Na imprensa dizia-se que queria adoptar uma criança portuguesa. Baker, que não podia ter filhos, adoptara, nos últimos anos, 12 crianças de várias nacionalidades e etnias. Chamava-lhe "A tribo do arco-íris". "Este meu pequeno mundo prova que não há diferenças raciais", contou ao Diário Popular. Era, segundo um jornalista, "a sua ONU de palmo e meio, sem votos, maiorias ou debates". Há fotografias que a mostram a visitar o orfanato da Misericórdia de Lisboa. Baker insistia em que nenhuma das crianças tivesse mais de um ano de idade "para não estranharem a mudança de ambiente". João Moreira dos Santos conta que não foi bem sucedida e socorre-se de uma frase do jornal República para o justificar: "Ela era uma negra. Que importa?"
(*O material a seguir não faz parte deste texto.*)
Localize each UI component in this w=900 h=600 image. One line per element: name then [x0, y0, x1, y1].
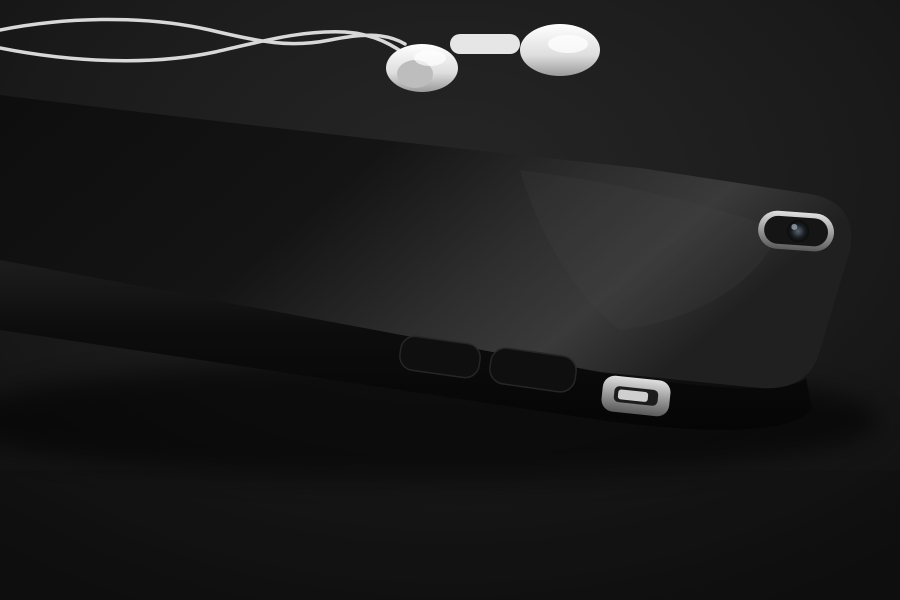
camera-cutout: [758, 210, 835, 252]
foreground-shade: [0, 470, 900, 600]
photo-scene: [0, 0, 900, 600]
photo-canvas: [0, 0, 900, 600]
earbud-right: [386, 44, 458, 92]
mute-switch-cutout: [601, 375, 671, 417]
Baker virá a Lisboa mais duas vezes. Uma delas, em 1958, em escala, vinda de Caracas, onde havia sido acusada de ter raptado uma criança. Equívoco que depressa se desfez, mas que não lhe granjeou uma nova criança para a sua tribo. Dois anos depois, virá à RTP, para uma emissão especial, para a qual pediu "a exorbitância de 25 contos" cantar Terra Seca, um poema onde dizia: "O negro vive sem esperança/ o negro nunca passa de um pobre negro./ (...) Porquê culpá-lo da cor da sua pele? Não é pecado ser-se somente um "preto"." Baker, mostram os registos, acompanhava os versos da canção com "olhares profundos para a cor da sua pele". E, depois, sob os olhares da polícia política, afirma: "Algumas vezes podemos chorar quando temos uma pele muito negra. Eu choro frequentemente... já chorei muito, mas tenho confiança em que chorarei cada vez menos. É verdade, porque somos todos irmãos, verdadeiros irmãos."
No dia a seguir, a imprensa ignorou o programa de televisão. A razão apontada foi o facto de se ter exprimido em francês num programa não legendado num país com elevada taxa de analfabetismo.